Mamie divested herself of her apron and sat down to the table. She was an attractive girl of twenty-two or twenty-three, more slender than Bob, and about Kenneth's height. Her hair was darker than that of either of her brothers, was parted in the middle and brushed down hard on either side. Though not a pretty girl, she had an air about her as though she was happy because of the sheer joy of living. She had graduated from Atlanta University two years before, and with two other girls had been teaching the seven grades in the little ramshackle building that served as a coloured school in the town. That hard work had not as yet begun to tell on her. She seemed filled with buoyant good health and blessed with a lively good nature. Yet she too was inclined to spells of depression like Bob's. She resembled him more nearly than Kenneth. As has every comely coloured girl in towns of the South like Central City, she had had many repulsive experiences when she had to fight with might and main to ward off unwelcome attentions—both of the men of her
own race and of white men. Especially had this been true since the death of her father. Often her face overclouded as she thought of them. She, like Bob, felt always as though they were living on top of a volcano—and never knew when it might erupt. . . .
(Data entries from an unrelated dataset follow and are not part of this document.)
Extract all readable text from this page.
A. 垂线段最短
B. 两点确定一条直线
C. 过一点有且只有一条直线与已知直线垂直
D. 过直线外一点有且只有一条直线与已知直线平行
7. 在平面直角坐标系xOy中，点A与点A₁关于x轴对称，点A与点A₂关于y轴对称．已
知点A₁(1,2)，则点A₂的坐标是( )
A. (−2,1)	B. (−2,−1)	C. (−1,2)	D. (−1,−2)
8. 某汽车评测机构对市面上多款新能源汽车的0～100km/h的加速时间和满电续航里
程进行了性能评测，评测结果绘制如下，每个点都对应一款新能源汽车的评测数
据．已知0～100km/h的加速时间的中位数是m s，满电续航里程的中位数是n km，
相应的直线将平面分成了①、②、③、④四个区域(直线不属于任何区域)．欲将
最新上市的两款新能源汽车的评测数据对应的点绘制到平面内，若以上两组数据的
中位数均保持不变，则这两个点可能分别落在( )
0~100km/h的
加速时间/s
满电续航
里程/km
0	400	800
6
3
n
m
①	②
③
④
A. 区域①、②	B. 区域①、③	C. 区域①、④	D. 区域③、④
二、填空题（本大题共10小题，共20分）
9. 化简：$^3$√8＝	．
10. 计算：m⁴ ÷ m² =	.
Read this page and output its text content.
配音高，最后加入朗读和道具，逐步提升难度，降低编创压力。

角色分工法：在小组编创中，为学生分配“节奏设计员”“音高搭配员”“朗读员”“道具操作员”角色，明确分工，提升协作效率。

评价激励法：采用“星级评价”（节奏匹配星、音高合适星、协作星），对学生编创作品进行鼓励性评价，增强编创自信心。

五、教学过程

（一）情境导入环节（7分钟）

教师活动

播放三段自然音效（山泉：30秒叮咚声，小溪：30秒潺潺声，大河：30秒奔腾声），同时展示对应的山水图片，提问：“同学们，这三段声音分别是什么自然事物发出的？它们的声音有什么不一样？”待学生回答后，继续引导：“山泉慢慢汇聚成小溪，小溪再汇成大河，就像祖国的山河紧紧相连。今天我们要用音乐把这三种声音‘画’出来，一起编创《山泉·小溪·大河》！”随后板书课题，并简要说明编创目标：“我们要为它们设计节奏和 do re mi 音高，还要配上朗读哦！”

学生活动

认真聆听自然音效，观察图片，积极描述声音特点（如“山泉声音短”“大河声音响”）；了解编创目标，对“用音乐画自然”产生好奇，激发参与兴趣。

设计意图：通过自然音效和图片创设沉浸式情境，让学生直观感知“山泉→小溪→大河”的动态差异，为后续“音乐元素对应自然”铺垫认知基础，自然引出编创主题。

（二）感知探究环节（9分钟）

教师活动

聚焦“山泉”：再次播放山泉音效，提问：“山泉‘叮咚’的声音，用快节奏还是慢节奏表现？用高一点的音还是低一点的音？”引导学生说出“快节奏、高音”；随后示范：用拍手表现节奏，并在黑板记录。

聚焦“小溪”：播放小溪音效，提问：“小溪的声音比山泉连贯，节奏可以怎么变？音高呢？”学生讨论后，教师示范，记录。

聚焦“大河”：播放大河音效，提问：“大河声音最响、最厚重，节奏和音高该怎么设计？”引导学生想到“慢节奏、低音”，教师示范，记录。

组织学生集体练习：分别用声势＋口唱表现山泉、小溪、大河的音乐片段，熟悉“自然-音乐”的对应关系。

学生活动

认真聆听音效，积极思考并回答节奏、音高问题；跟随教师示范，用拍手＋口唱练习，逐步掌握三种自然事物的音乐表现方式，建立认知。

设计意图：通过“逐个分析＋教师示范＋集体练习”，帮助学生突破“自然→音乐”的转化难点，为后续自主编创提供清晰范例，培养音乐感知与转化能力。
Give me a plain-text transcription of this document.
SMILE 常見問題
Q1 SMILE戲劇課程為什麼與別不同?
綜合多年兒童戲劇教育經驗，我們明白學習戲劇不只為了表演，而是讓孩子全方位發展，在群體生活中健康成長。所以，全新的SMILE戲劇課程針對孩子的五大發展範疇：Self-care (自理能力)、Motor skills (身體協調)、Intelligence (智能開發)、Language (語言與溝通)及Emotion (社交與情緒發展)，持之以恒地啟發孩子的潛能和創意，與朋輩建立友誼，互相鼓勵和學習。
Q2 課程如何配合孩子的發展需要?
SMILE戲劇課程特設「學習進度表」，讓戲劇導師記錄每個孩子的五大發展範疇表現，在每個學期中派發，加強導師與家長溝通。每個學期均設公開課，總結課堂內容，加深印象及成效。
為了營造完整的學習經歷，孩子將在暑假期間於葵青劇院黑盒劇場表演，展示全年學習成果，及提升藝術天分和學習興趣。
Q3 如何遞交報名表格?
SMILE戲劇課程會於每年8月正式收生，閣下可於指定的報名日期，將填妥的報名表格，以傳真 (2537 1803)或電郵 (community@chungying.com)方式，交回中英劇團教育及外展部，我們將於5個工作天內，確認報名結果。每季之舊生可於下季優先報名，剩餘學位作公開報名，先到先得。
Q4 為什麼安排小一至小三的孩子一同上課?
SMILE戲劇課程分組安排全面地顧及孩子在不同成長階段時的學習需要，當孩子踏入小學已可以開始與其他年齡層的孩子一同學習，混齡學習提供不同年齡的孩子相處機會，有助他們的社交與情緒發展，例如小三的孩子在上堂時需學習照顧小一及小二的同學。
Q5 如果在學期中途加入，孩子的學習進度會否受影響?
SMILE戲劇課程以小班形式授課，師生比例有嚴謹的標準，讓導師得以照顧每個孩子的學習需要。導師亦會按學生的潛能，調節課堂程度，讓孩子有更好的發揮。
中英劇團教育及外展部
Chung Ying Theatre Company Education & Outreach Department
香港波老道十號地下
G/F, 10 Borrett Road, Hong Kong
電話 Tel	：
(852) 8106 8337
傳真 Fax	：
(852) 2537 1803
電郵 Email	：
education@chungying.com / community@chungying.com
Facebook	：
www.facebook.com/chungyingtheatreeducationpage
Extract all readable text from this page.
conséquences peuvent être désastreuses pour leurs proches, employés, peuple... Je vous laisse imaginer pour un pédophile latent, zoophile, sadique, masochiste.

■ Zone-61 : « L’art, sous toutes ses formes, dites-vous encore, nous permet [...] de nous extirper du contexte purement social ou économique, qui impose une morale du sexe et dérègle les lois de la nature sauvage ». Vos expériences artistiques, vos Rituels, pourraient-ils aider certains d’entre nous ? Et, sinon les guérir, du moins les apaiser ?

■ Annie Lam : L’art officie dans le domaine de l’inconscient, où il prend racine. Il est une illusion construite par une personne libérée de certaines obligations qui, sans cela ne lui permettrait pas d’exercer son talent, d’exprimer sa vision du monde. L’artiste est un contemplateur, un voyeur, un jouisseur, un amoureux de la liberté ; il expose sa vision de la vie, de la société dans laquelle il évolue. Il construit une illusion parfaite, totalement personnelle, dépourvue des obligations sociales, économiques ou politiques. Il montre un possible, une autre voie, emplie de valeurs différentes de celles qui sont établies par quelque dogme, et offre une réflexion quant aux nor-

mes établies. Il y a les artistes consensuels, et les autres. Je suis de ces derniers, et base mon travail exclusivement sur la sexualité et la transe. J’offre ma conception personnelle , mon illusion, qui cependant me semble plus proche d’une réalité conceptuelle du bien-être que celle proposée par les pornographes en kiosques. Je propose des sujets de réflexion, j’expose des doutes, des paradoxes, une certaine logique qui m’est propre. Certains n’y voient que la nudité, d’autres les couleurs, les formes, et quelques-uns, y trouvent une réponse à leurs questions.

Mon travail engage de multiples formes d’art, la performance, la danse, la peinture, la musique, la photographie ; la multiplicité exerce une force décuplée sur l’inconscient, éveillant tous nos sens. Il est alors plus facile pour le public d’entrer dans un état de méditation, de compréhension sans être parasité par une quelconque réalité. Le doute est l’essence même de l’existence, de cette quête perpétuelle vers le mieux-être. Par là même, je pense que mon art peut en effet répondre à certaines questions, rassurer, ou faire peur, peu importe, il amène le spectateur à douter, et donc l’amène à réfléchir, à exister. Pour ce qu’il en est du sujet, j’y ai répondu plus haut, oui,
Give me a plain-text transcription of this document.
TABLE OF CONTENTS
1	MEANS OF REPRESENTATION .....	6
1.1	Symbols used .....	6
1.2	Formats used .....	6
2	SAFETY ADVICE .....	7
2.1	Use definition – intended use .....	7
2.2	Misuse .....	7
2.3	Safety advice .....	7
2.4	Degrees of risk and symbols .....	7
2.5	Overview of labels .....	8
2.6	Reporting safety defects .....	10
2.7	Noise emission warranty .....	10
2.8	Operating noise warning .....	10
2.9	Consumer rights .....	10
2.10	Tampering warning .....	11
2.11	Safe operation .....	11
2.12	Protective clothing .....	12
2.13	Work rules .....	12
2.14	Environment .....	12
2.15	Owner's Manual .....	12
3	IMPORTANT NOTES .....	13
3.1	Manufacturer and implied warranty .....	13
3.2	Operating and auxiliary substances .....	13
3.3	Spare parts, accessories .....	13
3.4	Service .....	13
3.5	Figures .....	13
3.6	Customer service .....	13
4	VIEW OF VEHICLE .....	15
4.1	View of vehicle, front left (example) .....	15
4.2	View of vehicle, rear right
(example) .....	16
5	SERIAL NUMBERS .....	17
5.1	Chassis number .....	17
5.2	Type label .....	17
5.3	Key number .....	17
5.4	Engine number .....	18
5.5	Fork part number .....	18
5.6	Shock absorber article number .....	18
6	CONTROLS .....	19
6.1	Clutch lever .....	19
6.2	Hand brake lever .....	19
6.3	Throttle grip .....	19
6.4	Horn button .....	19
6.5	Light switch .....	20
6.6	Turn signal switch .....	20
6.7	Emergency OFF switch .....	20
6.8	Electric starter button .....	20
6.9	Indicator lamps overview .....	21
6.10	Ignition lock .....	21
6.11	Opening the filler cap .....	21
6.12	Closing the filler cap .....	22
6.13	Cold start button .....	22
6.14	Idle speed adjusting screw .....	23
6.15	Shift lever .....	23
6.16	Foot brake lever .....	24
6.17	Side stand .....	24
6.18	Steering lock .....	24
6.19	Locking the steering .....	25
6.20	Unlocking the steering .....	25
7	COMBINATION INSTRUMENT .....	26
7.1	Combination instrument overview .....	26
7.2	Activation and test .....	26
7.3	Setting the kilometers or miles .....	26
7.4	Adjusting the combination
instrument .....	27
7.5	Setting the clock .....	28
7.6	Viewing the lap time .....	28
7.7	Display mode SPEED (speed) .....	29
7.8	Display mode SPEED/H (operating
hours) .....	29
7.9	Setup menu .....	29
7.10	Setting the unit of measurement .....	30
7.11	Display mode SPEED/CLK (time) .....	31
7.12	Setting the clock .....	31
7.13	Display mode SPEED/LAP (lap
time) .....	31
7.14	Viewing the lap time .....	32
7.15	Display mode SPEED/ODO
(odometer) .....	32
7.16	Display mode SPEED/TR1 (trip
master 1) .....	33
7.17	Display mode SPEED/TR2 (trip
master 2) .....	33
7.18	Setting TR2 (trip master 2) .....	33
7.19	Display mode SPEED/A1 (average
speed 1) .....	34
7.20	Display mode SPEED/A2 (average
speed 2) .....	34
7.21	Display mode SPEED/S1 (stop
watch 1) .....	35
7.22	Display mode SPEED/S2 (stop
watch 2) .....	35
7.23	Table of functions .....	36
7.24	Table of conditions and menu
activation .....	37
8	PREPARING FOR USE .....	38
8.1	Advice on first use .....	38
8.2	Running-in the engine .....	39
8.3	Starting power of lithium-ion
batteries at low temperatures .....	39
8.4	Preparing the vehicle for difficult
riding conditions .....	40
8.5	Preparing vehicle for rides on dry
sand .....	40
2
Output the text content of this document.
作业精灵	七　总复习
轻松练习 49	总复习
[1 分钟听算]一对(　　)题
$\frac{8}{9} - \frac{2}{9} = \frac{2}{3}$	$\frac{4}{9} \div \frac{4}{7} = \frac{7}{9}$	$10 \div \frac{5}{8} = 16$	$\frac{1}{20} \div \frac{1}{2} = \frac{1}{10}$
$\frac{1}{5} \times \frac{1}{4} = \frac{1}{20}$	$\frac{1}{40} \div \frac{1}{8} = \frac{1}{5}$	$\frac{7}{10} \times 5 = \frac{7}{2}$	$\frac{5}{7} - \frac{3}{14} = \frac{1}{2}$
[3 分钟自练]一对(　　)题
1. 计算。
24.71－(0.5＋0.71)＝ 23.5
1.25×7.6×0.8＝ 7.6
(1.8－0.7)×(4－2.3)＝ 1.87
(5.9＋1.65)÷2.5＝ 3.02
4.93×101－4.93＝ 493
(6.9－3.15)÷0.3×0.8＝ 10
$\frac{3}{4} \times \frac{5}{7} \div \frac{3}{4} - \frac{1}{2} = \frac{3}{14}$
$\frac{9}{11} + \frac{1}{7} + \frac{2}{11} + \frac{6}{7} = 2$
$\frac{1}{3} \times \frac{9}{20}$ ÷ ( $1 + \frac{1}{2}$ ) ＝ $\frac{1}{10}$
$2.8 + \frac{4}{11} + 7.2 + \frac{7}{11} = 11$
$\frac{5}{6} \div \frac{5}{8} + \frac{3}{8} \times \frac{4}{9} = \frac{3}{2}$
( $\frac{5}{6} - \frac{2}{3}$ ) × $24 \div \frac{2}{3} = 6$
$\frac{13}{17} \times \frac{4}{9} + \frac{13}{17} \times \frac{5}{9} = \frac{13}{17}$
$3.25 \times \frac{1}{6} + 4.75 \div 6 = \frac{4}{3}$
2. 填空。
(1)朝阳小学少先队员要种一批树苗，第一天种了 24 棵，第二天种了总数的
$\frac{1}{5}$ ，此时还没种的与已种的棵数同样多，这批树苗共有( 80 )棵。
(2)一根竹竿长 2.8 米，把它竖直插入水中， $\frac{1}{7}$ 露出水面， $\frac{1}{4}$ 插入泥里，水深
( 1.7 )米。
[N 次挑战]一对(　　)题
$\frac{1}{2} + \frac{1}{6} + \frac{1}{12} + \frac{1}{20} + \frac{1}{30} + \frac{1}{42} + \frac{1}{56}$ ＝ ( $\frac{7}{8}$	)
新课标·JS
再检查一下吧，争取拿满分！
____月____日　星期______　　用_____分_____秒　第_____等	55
The four sat at supper. Forgotten were problems other than the immediate one of Kenneth's in getting his practice under way. Eagerly they talked of his plans, his prospects, his ambitions. Bob said noth- ing until they began to discuss him and his plans for returning to school the following fall, now that Kenneth was back to complete the settling of the small details that remained in connection with Joe Harper's eState. . . .
It was a happy and reasonably prosperous, intelligent family group—one that can be duplicated many, many times in the South.